What the heck do pastors do?
Sermons, right? That’s what they do. They sit around and think of sermons all day. Well, that is certainly a part of pastoral work, but there is more. In John Stott’s influential book on preaching, Between Two Worlds, he references Samuel Voldeba, who lectured at Calvin Theological Seminary here in Grand Rapids, MI. They were published after his death under the title, “The Pastoral Genius of Preaching.” They contain a simple yet wise explanation of the role of the pastor:
Pastors are to give nourishment to spiritually hungry people, people who are suffering from a lack of direction, a questioning of identity, a concern about eternity.
Pastors point the way toward the mission of God seen most clearly in the life, ministry, death, and resurrection of Jesus Christ, the Son. This is the implementation of the Kingdom of God – the tangible presence of God through the Spirit, given at Pentecost.

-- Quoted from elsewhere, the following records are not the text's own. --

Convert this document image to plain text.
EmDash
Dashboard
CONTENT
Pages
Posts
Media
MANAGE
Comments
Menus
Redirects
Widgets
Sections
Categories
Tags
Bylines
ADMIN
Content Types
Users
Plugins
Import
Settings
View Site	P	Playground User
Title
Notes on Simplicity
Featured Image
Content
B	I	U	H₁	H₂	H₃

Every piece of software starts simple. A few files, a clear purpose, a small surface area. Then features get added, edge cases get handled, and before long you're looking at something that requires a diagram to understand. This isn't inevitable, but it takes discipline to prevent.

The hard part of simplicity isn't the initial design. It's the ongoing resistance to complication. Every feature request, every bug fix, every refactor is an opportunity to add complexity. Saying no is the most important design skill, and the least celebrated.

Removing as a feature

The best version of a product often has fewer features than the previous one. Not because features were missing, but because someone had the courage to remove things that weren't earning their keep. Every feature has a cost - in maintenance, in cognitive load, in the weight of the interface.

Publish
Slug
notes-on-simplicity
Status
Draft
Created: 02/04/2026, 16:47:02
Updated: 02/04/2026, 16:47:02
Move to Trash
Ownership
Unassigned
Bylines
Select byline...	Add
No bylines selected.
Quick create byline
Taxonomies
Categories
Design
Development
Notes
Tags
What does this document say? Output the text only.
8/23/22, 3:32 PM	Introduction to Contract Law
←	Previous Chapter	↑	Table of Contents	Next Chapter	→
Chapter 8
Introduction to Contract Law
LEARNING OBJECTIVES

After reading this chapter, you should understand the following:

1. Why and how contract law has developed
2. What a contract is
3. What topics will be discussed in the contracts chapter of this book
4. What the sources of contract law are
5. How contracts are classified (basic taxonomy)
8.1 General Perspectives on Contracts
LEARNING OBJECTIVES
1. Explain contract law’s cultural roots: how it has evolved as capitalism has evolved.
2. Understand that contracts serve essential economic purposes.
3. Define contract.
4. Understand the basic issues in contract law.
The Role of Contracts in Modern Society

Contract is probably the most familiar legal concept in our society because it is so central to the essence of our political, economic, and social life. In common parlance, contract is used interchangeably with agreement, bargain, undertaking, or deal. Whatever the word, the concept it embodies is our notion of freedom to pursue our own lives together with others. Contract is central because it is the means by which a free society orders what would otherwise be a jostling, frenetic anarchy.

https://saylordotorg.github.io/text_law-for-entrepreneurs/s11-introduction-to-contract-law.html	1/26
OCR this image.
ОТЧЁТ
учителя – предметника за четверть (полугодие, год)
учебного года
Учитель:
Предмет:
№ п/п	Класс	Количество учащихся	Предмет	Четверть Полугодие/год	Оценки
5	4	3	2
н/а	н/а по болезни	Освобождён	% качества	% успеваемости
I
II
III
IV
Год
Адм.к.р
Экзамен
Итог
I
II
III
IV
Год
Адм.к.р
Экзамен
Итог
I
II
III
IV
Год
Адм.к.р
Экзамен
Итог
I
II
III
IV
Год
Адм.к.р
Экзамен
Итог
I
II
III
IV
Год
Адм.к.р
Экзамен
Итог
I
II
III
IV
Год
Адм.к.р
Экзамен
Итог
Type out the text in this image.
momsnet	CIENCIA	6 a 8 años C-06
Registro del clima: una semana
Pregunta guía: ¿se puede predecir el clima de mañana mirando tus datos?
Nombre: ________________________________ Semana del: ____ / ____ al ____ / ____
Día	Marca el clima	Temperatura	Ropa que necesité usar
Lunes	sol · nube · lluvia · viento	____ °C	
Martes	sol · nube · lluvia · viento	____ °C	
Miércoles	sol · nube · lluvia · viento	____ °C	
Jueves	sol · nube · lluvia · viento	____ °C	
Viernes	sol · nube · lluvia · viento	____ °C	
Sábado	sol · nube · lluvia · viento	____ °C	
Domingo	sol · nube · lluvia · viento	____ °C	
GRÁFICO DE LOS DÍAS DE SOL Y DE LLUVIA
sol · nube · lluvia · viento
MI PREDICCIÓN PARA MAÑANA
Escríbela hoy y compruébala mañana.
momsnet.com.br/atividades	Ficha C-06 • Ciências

Pastors are to name the powers that be: myths of scarcity and meaninglessness, untruths regarding money and fame as the hallmarks of success, sexuality as power over others. Pastors name evil and seek to steer faithful people away from attractive yet insidious ends.
Pastors attend to the many wounds people suffer in the maelstrom of human existence. People do terrible things to one another, and pastors help introduce and re-introduce the reality of God’s healing work for all people.